Atmosphère oppressante disions-nous plus haut. A laquelle il faut même ajouter un malaise diffus. Témoin cette séquence dans laquelle Joe Blake, en pleine campagne, est garé sur le bord d'une route avec une roue de son camion à changer. Un policier nazi s'arrête alors à sa hauteur, et lui propose de l'aider à changer sa roue. Commence alors à pleuvoir des cendres. Réponse du policier : "Oh ça c'est à cause de l'hôpital, tout les mardis, il brûle les handicapés et les malades en phase terminale". Une référence glaçante au programme d'euthanasie mis en place par les nazis en 1939 visant à exterminer systématiquement les handicapés physiques et mentaux...Ou encore cette séquence de torture, que certains ont jugé inutile. Là aussi on ne partage pas cet avis : sans spoiler, elle trouve sa justification en ce qu'elle montre que les nazis ont en fait un coup d'avance dans leur impitoyable traque contre la Résistance.
Un sans faute ?
The Man in the High Castle parvient-il à faire un sans faute dans ce pilote ? Evidemment non. Les fans du roman de Philip K. Dick hurleront peut-être à la mort sur certains choix effectués dans cette adaptation; comme par exemple le fait d'évacuer des personnages importants dans ce pilote (celui de l'Antiquaire Childan dans le roman) ou d'introduire une nouveauté comme les images d'archives de la victoire des Alliés évoquées plus haut (et qui vont jouer un rôle essentiel donc), alors que dans le livre, il s'agit d'un roman, Le poids de la sauterelle, une uchronie dans l'uchronie, dans laquelle les Alliés sont effectivement les vainqueurs contre les forces de l'Axe. Un roman écrit par un certain Hawthorne Abendsen...Le fameux maître du haut château.

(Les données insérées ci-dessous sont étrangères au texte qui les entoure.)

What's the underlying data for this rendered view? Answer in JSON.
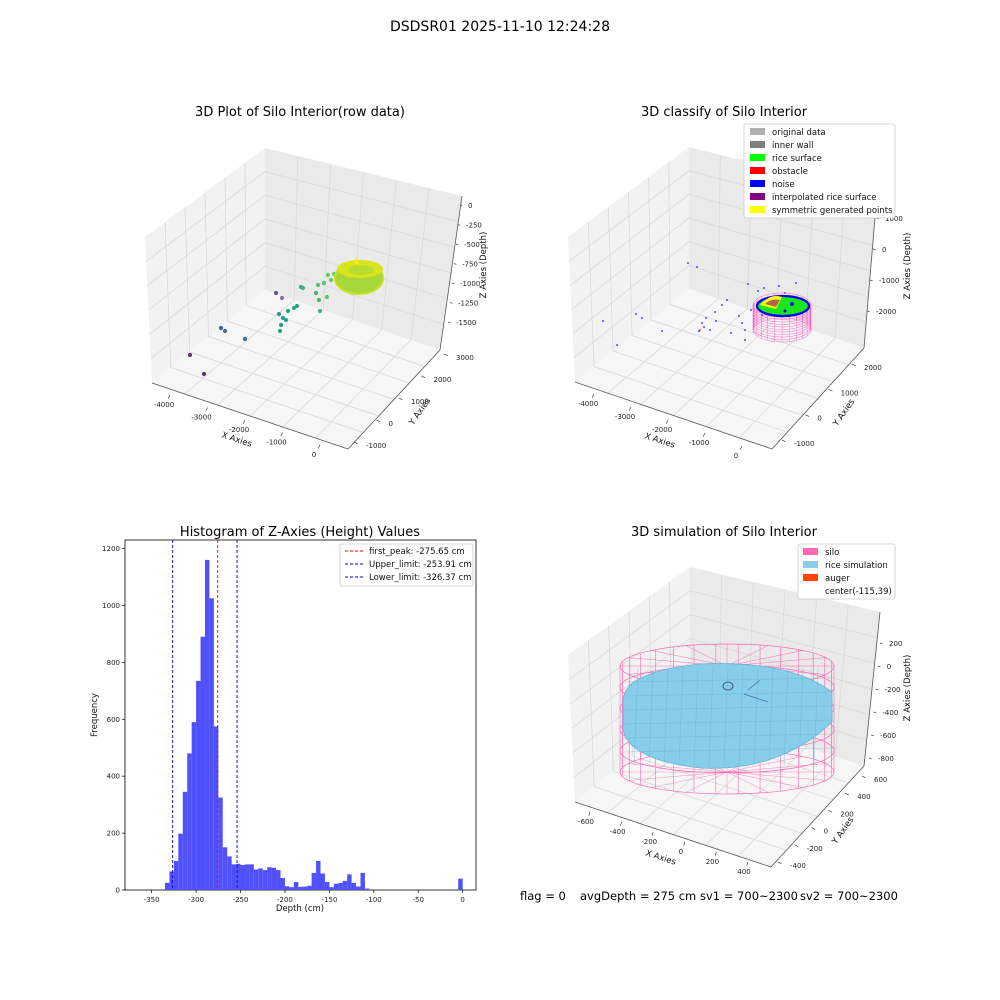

Avec sa reconstitution soignée, une solide interprétation et un Cliffhanger très réussi, le pilote avait de solides atouts à faire valoir pour transformer effectivement l'essai en série. C'est désormais chose faite à compter d'aujourd'hui sur Amazon.
Ci-dessous, la bande-annonce de la série, dévoilée lors du Comic Con...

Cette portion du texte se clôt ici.